Second Circuit Adopts “Interest Analysis” Choice of Law Rule in Nazi-Era Stolen Art Dispute

 

International arbitrators sitting in New York will from time to time need to apply or at least consider New York choice-of-law rules. It is therefore noteworthy when those rules evolve in a particular direction. New York “conflicts” rules (as New York lawyers call them) have for many years been a hybrid of “traditional” rules — based on such talismans as the place of a transaction or the nationality of a party in interest — and the more modern view that “interest analysis” should control. The shift in favor of interest analysis gained momentum recently in a decision of the US Second Circuit Court of Appeals. Bakalar v. Vavra, 2010 U.S. App. LEXIS 18343 (2d Cir. Sept. 2, 2010).

 

The case involves a dispute over ownership of drawing by the reknowned early 20th Century Austrian artist Egon Schiele. The work allegedly had been stolen by the Nazis in Vienna in 1938 after its Jewish owner was imprisoned and forced to sign a power of attorney over his large art collection and other personal property. The District Court had ruled in favor of the current possessor,  the plaintiff in the action, an American living in Boston who had acquired the drawing in good faith from a New York gallery that had earlier acquired it from a Swiss gallery in the 1950s. The Swiss gallery, it was alleged, had acquired title in Switzerland from surrogates for the Nazi occupiers of Austria, who had prepared documentation purporting to show that the seller was the sister-in-law of the arrested (later murdered) Austrian Jewish owner.

 

The District Court had applied Swiss law, which provides that a good faith purchaser acquires good title even to stolen property, except that the victim of the theft may assert a superior claim for five years after the property is stolen. Swiss law applied, the trial court concluded, under the traditional New York “conflicts” rule that the law of the situs of a questioned transfer of personal property is controlling. But as the Second Circuit observed, under New York personal property law, a thief cannot pass good title, and, moreover, the burden of proof on the issue of theft rests on the possessor, to prove that there is no theft in the chain of title.

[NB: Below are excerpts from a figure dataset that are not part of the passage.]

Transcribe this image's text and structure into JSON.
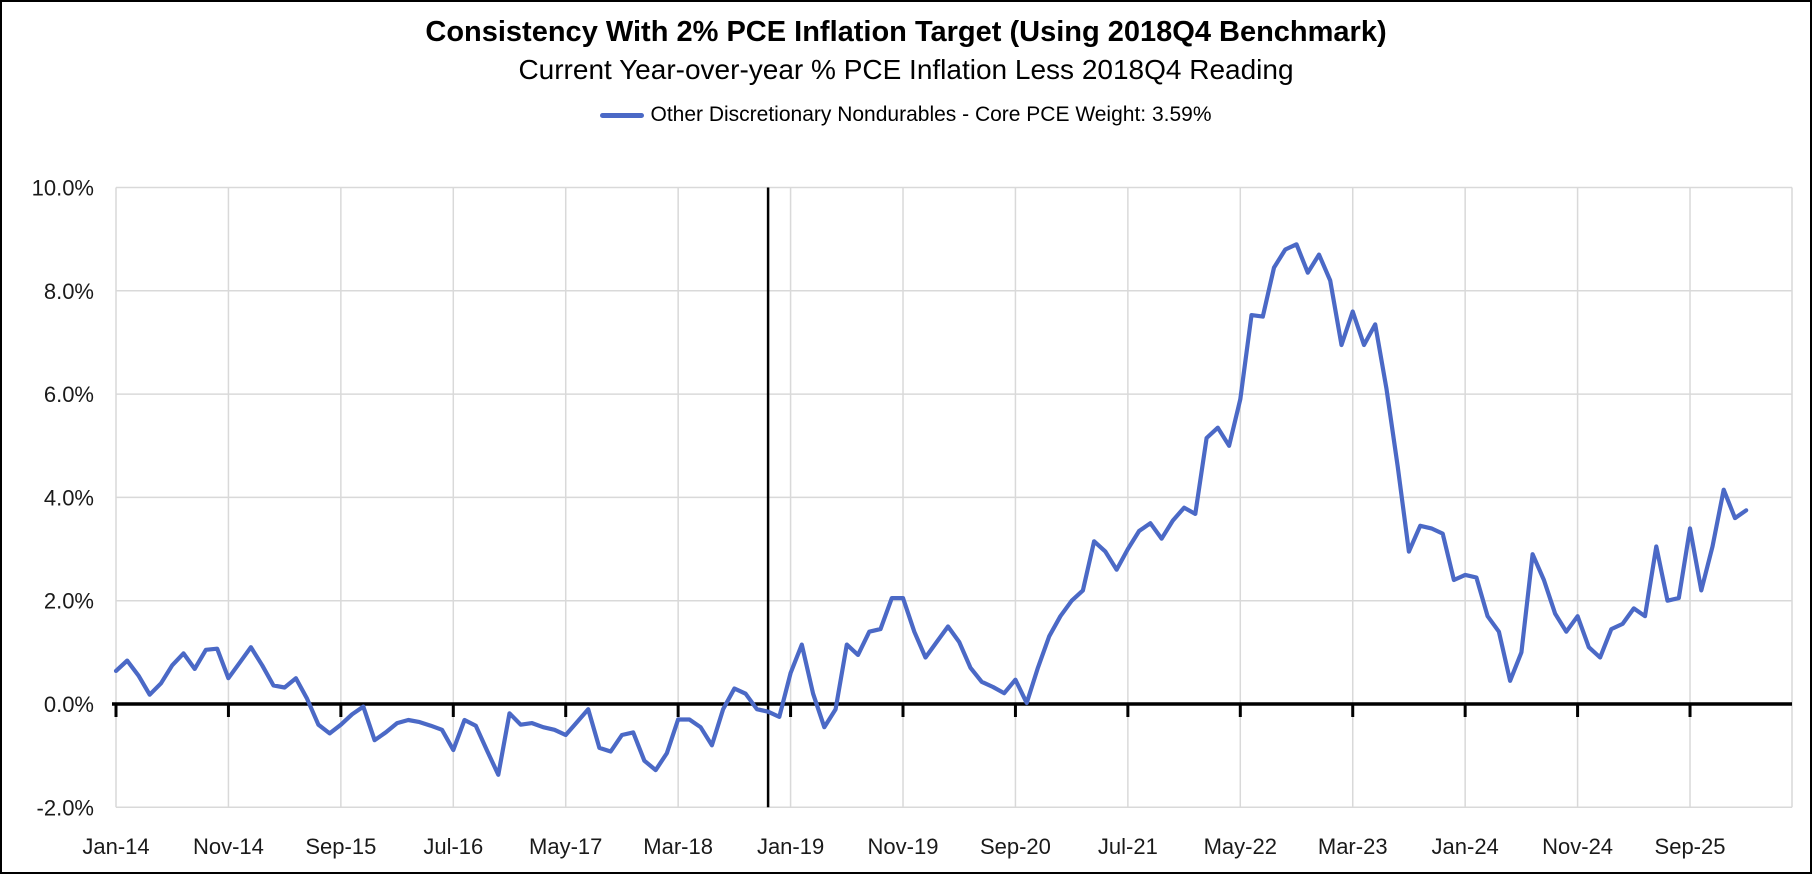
{
  "title": "Consistency With 2% PCE Inflation Target (Using 2018Q4 Benchmark)",
  "subtitle": "Current Year-over-year % PCE Inflation Less 2018Q4 Reading",
  "legend": {
    "label": "Other Discretionary Nondurables - Core PCE Weight: 3.59%",
    "color": "#4b69c6"
  },
  "chart_data": {
    "type": "line",
    "series_name": "Other Discretionary Nondurables - Core PCE Weight: 3.59%",
    "x_start": "Jan-2014",
    "frequency": "monthly",
    "ylim": [
      -2,
      10
    ],
    "grid": true,
    "legend_position": "top-center",
    "line_color": "#4b69c6",
    "grid_color": "#d9d9d9",
    "axis_color": "#000000",
    "benchmark_vline_month_index": 58,
    "y_ticks": [
      {
        "value": 10,
        "label": "10.0%"
      },
      {
        "value": 8,
        "label": "8.0%"
      },
      {
        "value": 6,
        "label": "6.0%"
      },
      {
        "value": 4,
        "label": "4.0%"
      },
      {
        "value": 2,
        "label": "2.0%"
      },
      {
        "value": 0,
        "label": "0.0%"
      },
      {
        "value": -2,
        "label": "-2.0%"
      }
    ],
    "x_ticks": [
      {
        "month_index": 0,
        "label": "Jan-14"
      },
      {
        "month_index": 10,
        "label": "Nov-14"
      },
      {
        "month_index": 20,
        "label": "Sep-15"
      },
      {
        "month_index": 30,
        "label": "Jul-16"
      },
      {
        "month_index": 40,
        "label": "May-17"
      },
      {
        "month_index": 50,
        "label": "Mar-18"
      },
      {
        "month_index": 60,
        "label": "Jan-19"
      },
      {
        "month_index": 70,
        "label": "Nov-19"
      },
      {
        "month_index": 80,
        "label": "Sep-20"
      },
      {
        "month_index": 90,
        "label": "Jul-21"
      },
      {
        "month_index": 100,
        "label": "May-22"
      },
      {
        "month_index": 110,
        "label": "Mar-23"
      },
      {
        "month_index": 120,
        "label": "Jan-24"
      },
      {
        "month_index": 130,
        "label": "Nov-24"
      },
      {
        "month_index": 140,
        "label": "Sep-25"
      }
    ],
    "values": [
      0.64,
      0.84,
      0.55,
      0.18,
      0.4,
      0.75,
      0.98,
      0.68,
      1.05,
      1.07,
      0.5,
      0.8,
      1.1,
      0.75,
      0.36,
      0.32,
      0.5,
      0.1,
      -0.4,
      -0.57,
      -0.4,
      -0.2,
      -0.05,
      -0.7,
      -0.55,
      -0.37,
      -0.31,
      -0.35,
      -0.42,
      -0.5,
      -0.89,
      -0.31,
      -0.42,
      -0.9,
      -1.37,
      -0.18,
      -0.4,
      -0.37,
      -0.45,
      -0.5,
      -0.6,
      -0.35,
      -0.1,
      -0.85,
      -0.92,
      -0.6,
      -0.55,
      -1.1,
      -1.28,
      -0.95,
      -0.3,
      -0.3,
      -0.45,
      -0.8,
      -0.1,
      0.3,
      0.2,
      -0.1,
      -0.15,
      -0.25,
      0.6,
      1.15,
      0.2,
      -0.45,
      -0.1,
      1.15,
      0.95,
      1.4,
      1.45,
      2.05,
      2.05,
      1.4,
      0.9,
      1.2,
      1.5,
      1.2,
      0.7,
      0.43,
      0.33,
      0.21,
      0.47,
      0.02,
      0.7,
      1.31,
      1.7,
      2.0,
      2.2,
      3.15,
      2.95,
      2.6,
      3.0,
      3.35,
      3.5,
      3.2,
      3.55,
      3.8,
      3.68,
      5.15,
      5.35,
      5.0,
      5.9,
      7.53,
      7.5,
      8.45,
      8.8,
      8.9,
      8.35,
      8.7,
      8.2,
      6.95,
      7.6,
      6.95,
      7.35,
      6.1,
      4.6,
      2.95,
      3.45,
      3.4,
      3.3,
      2.4,
      2.5,
      2.45,
      1.7,
      1.4,
      0.45,
      1.0,
      2.9,
      2.4,
      1.75,
      1.4,
      1.7,
      1.1,
      0.9,
      1.45,
      1.55,
      1.85,
      1.7,
      3.05,
      2.0,
      2.05,
      3.4,
      2.2,
      3.05,
      4.15,
      3.6,
      3.75
    ]
  }
}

Thus the outcome depended entirely on the choice of applicable law.

The Second Circuit, rejecting the District Court’s reliance upon New York’s “traditional situs rule,” held that this rule “no longer accurately reflects the current choice of law rule in New York regarding personal property.” The Court cited a 1991 New York Court of Appeals case as having rejected the situs rule in favor in “interest analysis,” but acknowledged that the widely-cited Restatement (Second) of Conflicts-of-Law continues to articulate the traditional situs rule but with the caveat that a court may find based on the interests motivating the competing laws at issue that a different choice should be made.

The predominant interest underlying the New York rule that a thief cannot pass good title is, the Second Circuit found, to prevent New York from becoming a more robust marketplace for stolen goods. The Court found no comparably important interest of Switzerland in the application of its rule protecting the expectations of a good faith purchaser.

In the result, the case was remanded for a new determination by the District Court of whether the property had been stolen, under the New York rule placing the burden on the possessor to prove no theft.